J. W. Arrowsmith Ltd was a book printer and publisher based in Bristol, England. It became a limited company in 1911, having been an unincorporated company named Arrowsmith. It was closed in 2006.

The company published the first edition of the novel Three Men in a Boat by Jerome K. Jerome in 1889. Also published by J. W. Arrowsmith were:

- Called Back by Hugh Conway (1883)
- The Taking of Dover by Horace Francis Lester (1888)
- Diary of a Pilgrimage by Jerome K. Jerome (1891)
- The Great Shadow by Arthur Conan Doyle (1892)
- The Diary of a Nobody by George and Weedon Grossmith (1892)
- Rupert of Hentzau by Anthony Hope (1898)
- Three Men on the Bummel by Jerome K. Jerome (1900)

==History==
The business began in 1854 when Isaac Arrowsmith moved to Bristol from Worcester. Isaac Arrowsmith was a founder member of the Worcester Typographical Society. Arrowsmith and Hugh Evans, a stationer on Clare Street, published a railway timetable for a penny, an original copy of which is held at the British Museum. When Isaac died in 1871 his son, James Williams Arrowsmith, ventured into general publishing. Arrowsmith's first success came in 1883 with Hugh Conway's ‘Called Back’ was reviewed positively by Henry Labouchère in ’Truth’.

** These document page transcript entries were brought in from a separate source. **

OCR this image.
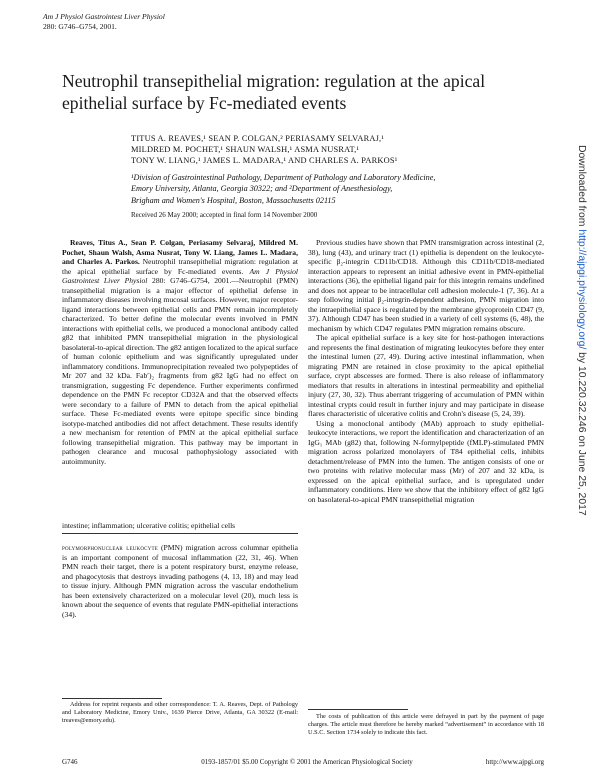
Am J Physiol Gastrointest Liver Physiol
280: G746–G754, 2001.
Neutrophil transepithelial migration: regulation at the apical epithelial surface by Fc-mediated events
TITUS A. REAVES,¹ SEAN P. COLGAN,² PERIASAMY SELVARAJ,¹
MILDRED M. POCHET,¹ SHAUN WALSH,¹ ASMA NUSRAT,¹
TONY W. LIANG,¹ JAMES L. MADARA,¹ AND CHARLES A. PARKOS¹
¹Division of Gastrointestinal Pathology, Department of Pathology and Laboratory Medicine,
Emory University, Atlanta, Georgia 30322; and ²Department of Anesthesiology,
Brigham and Women's Hospital, Boston, Massachusetts 02115
Received 26 May 2000; accepted in final form 14 November 2000

Reaves, Titus A., Sean P. Colgan, Periasamy Selvaraj, Mildred M. Pochet, Shaun Walsh, Asma Nusrat, Tony W. Liang, James L. Madara, and Charles A. Parkos. Neutrophil transepithelial migration: regulation at the apical epithelial surface by Fc-mediated events. Am J Physiol Gastrointest Liver Physiol 280: G746–G754, 2001.—Neutrophil (PMN) transepithelial migration is a major effector of epithelial defense in inflammatory diseases involving mucosal surfaces. However, major receptor-ligand interactions between epithelial cells and PMN remain incompletely characterized. To better define the molecular events involved in PMN interactions with epithelial cells, we produced a monoclonal antibody called g82 that inhibited PMN transepithelial migration in the physiological basolateral-to-apical direction. The g82 antigen localized to the apical surface of human colonic epithelium and was significantly upregulated under inflammatory conditions. Immunoprecipitation revealed two polypeptides of Mr 207 and 32 kDa. Fab′)₂ fragments from g82 IgG had no effect on transmigration, suggesting Fc dependence. Further experiments confirmed dependence on the PMN Fc receptor CD32A and that the observed effects were secondary to a failure of PMN to detach from the apical epithelial surface. These Fc-mediated events were epitope specific since binding isotype-matched antibodies did not affect detachment. These results identify a new mechanism for retention of PMN at the apical epithelial surface following transepithelial migration. This pathway may be important in pathogen clearance and mucosal pathophysiology associated with autoimmunity.

intestine; inflammation; ulcerative colitis; epithelial cells

polymorphonuclear leukocyte (PMN) migration across columnar epithelia is an important component of mucosal inflammation (22, 31, 46). When PMN reach their target, there is a potent respiratory burst, enzyme release, and phagocytosis that destroys invading pathogens (4, 13, 18) and may lead to tissue injury. Although PMN migration across the vascular endothelium has been extensively characterized on a molecular level (20), much less is known about the sequence of events that regulate PMN-epithelial interactions (34).

Previous studies have shown that PMN transmigration across intestinal (2, 38), lung (43), and urinary tract (1) epithelia is dependent on the leukocyte-specific β₂-integrin CD11b/CD18. Although this CD11b/CD18-mediated interaction appears to represent an initial adhesive event in PMN-epithelial interactions (36), the epithelial ligand pair for this integrin remains undefined and does not appear to be intracellular cell adhesion molecule-1 (7, 36). At a step following initial β₂-integrin-dependent adhesion, PMN migration into the intraepithelial space is regulated by the membrane glycoprotein CD47 (9, 37). Although CD47 has been studied in a variety of cell systems (6, 48), the mechanism by which CD47 regulates PMN migration remains obscure.

The apical epithelial surface is a key site for host-pathogen interactions and represents the final destination of migrating leukocytes before they enter the intestinal lumen (27, 49). During active intestinal inflammation, when migrating PMN are retained in close proximity to the apical epithelial surface, crypt abscesses are formed. There is also release of inflammatory mediators that results in alterations in intestinal permeability and epithelial injury (27, 30, 32). Thus aberrant triggering of accumulation of PMN within intestinal crypts could result in further injury and may participate in disease flares characteristic of ulcerative colitis and Crohn's disease (5, 24, 39).

Using a monoclonal antibody (MAb) approach to study epithelial-leukocyte interactions, we report the identification and characterization of an IgG₁ MAb (g82) that, following N-formylpeptide (fMLP)-stimulated PMN migration across polarized monolayers of T84 epithelial cells, inhibits detachment/release of PMN into the lumen. The antigen consists of one or two proteins with relative molecular mass (Mr) of 207 and 32 kDa, is expressed on the apical epithelial surface, and is upregulated under inflammatory conditions. Here we show that the inhibitory effect of g82 IgG on basolateral-to-apical PMN transepithelial migration

Address for reprint requests and other correspondence: T. A. Reaves, Dept. of Pathology and Laboratory Medicine, Emory Univ., 1639 Pierce Drive, Atlanta, GA 30322 (E-mail: treaves@emory.edu).
The costs of publication of this article were defrayed in part by the payment of page charges. The article must therefore be hereby marked “advertisement” in accordance with 18 U.S.C. Section 1734 solely to indicate this fact.
G746	0193-1857/01 $5.00 Copyright © 2001 the American Physiological Society	http://www.ajpgi.org
Downloaded from http://ajpgi.physiology.org/ by 10.220.32.246 on June 25, 2017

James Arrowsmith was a friend of the famous Bristolian cricketer, WG Grace, and published Grace's book entitled 'Cricket'. Their surviving letters show the process was not a smooth one:
Dear Arrowsmith,
It is very annoying to think you won’t do the little book as I wish. If you do it at all, why not properly? The specimen you have sent is too common a style.
Yours in haste,
WG Grace

In 1930 J W Arrowsmith printed the first of the Bristol Record Society's volumes, with transcriptions of historic records of Bristol, primarily material now held at Bristol Archives. During the Second World War the Arrowsmith's factory hosted seven local competitors whose sites had been destroyed. In 1952 a 27,000 square foot factory on Winterstoke Road, Bristol, was begun, finally alleviating the company's need to expand from the small, inadequate factory on Quay Street.
Arrowsmith remains a publishing imprint.

==Book series==
- Arrowsmith's Bristol Library
- Arrowsmith’s Fiction Favorites (ca. 1924)
- Arrowsmith’s Fiction Series (1943-1948)
- Arrowsmith's Shilling Reprint Series
- Arrowsmith's Six Shilling Series
- Arrowsmith’s Three & Sixpenny Series (1892-1924)
- Arrowsmith’s 2/- Net Novels (1928-1941)
- Arrowsmith's Two Shilling Series
- Broad Arrow Thrillers (1937)

==Archives==
Most of the records of J. W. Arrowsmith Ltd are held at Bristol Archives (Ref. 40145) (online catalogue) along with copies of many Arrowsmith publications.